Monday, May 30, 2022

One Ring to Rule Them All

The tendency towards dictator in highly stratified and highly stressed societies is a pronounced one. In the oligarchic Roman Republic, there was a clear set of fixes that would navigate the ailing society through its cascade of crises - land redistribution being chief among them - but the creditor class would repeatedly veto those varying threats to their power, no matter how minor the reform, with the eventual workaround being the military reforms eventually carried out by Marius, which would accelerate the unraveling of the Republic. 

Part of the problem, as we've touched on before, is that the vetos were easier than just fixing things, as the fixes had to be spearheaded by ambitious individuals, and part of what made up that engine of expansion and innovation in Roman society was individual ambition and the driving need to outdo one's predecessors, so there was a constant and universal fear that any one individual fixing too much would concentrate too much power and become king, an old taboo established far in early Rome's past. Besides, the logic of monarchy would necessarily displace the prevailing political and economic system, which made the fortunes of many a powerful elite, and shut down those burbling pathways of political ascension in favor of a hereditary line of rulers and their chosen supporters.  
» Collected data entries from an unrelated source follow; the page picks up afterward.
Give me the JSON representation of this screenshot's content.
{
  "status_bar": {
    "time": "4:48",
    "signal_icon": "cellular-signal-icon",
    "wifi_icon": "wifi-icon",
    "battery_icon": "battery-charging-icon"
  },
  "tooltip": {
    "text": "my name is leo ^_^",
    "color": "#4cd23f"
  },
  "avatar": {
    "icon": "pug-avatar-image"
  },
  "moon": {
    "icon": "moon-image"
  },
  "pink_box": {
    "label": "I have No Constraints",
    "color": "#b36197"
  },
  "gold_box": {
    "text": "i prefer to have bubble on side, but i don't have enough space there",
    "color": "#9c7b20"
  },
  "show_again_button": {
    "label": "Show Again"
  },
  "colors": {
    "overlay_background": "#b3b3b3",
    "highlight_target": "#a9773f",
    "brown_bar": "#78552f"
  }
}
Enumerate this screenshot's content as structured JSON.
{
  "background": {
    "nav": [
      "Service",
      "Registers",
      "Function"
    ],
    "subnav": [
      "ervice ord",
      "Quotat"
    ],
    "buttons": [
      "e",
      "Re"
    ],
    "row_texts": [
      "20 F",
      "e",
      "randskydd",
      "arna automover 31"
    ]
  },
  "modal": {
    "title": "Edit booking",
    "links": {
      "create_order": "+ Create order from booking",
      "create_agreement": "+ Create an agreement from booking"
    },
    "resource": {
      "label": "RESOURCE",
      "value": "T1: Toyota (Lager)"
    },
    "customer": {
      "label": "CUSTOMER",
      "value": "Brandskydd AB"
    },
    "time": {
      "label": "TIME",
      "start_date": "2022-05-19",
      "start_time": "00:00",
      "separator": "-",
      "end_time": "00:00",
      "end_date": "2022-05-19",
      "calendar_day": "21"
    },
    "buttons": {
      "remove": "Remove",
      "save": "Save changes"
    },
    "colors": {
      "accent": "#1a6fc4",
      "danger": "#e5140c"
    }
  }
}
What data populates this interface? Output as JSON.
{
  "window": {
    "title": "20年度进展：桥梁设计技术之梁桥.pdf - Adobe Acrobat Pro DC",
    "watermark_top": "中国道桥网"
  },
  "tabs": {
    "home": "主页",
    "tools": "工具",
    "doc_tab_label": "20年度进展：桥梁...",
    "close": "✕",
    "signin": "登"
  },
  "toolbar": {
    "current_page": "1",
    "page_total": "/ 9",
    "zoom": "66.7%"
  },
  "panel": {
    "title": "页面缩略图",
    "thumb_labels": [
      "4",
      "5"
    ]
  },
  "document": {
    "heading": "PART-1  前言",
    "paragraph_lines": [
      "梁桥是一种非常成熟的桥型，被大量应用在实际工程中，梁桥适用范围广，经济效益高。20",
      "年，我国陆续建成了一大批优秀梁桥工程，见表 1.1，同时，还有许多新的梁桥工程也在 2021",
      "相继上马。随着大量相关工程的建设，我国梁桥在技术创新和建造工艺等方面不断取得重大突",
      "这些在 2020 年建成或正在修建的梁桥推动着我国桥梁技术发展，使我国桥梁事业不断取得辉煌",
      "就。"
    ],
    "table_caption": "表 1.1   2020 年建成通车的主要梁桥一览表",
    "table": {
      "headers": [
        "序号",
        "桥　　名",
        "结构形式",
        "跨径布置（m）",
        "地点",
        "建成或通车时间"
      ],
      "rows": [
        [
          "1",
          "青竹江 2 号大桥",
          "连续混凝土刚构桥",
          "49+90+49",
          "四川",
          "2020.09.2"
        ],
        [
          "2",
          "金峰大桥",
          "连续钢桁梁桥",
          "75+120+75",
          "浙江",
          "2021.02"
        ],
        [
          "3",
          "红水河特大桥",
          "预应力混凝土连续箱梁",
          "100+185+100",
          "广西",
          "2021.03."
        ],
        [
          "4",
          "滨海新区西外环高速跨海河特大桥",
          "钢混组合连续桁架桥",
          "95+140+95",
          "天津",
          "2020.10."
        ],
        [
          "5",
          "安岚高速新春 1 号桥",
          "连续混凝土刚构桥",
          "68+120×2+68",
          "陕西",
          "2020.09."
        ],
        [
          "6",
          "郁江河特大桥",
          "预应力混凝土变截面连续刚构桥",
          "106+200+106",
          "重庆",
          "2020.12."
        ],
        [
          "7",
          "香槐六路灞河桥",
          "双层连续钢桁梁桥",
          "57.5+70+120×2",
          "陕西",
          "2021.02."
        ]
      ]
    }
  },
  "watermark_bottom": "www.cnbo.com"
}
This political gridlock formed a bottleneck that would prove to be explosive, and as the assassinations, mob violence, and civil wars unfurled from that explosive and frustrated energy, it appeared that the Republic was shaking itself apart. It took the seizure of power by Julius Caesar that would set in motion a series of catastrophic civil wars and purgative proscriptions, including famously the assassination of Caesar himself, finally winding down that explosive energy and settling upon a longer term dictator who would emerge from the chaos, that of Augustus as emperor. 

Fascinatingly, Augustus himself, having learned from Julius' fate, worked carefully to conceal the nature of his reign, adopting more humble titles and allowing the Senate to continue to function as a body of figureheads, choosing instead to quietly gut the political machinery of the dead Republic and replace it with that of the Empire without arousing too much suspicion initially. Amazingly, a desire for dictator is reported to have been a popular one among a populace sick and tired of the dysfunctional fleecing of themselves, and that the Roman Empire itself would arise stable and powerful out of the ashes of the Republic, to expand to its greatest heights in territorial holdings in the coming centuries. 

It took the careful renovation of the innermost political machinery right underneath the ruling classes noses, so that they were deposited from oligarchy into figurehead aristocracy, gradually isolated from the levers of power as the emperor quietly took power. This process was aided certainly by an early emperor with the instincts to navigate such a transition, instinctually sensitive to the moving parts of the greater political system, and manipulating them with such a broader vision in mind. Later emperors would be more self-aggrandizing, bringing attention to themselves, losing sight of that greater vision and its many working parts. 

It appeared that much of the dysfunction of the earlier Republic consisted of the deterioration of a specific political and economic form over a period of time, that it was a teeming mass of frustrated people, and that violently broken apart and reconstituted in a new form, would burst forth with its existing infrastructure and labor force and enjoy a multiple centuries long resurgence in the ancient world. 

However, we should take care to notice that the process of forging emperors and cultivating and maintaining their families was a brutal and costly one, and that succeeding dynasties would progressively deteriorate under these pressures, producing increasingly dysfunctional emperors before breaking down into troubled periods of revolt and assassination before being reconstituted again with new blood. We know that the Empire eventually disintegrated more completely, with the Western half breaking apart and the Eastern half standing for another thousand years. The dynamics of this process, both within long arc of the Republic and Empire themselves, and the shifting powers of the empires outside of them, are infinitely complicated but fascinating, which we'll have to return to at another time.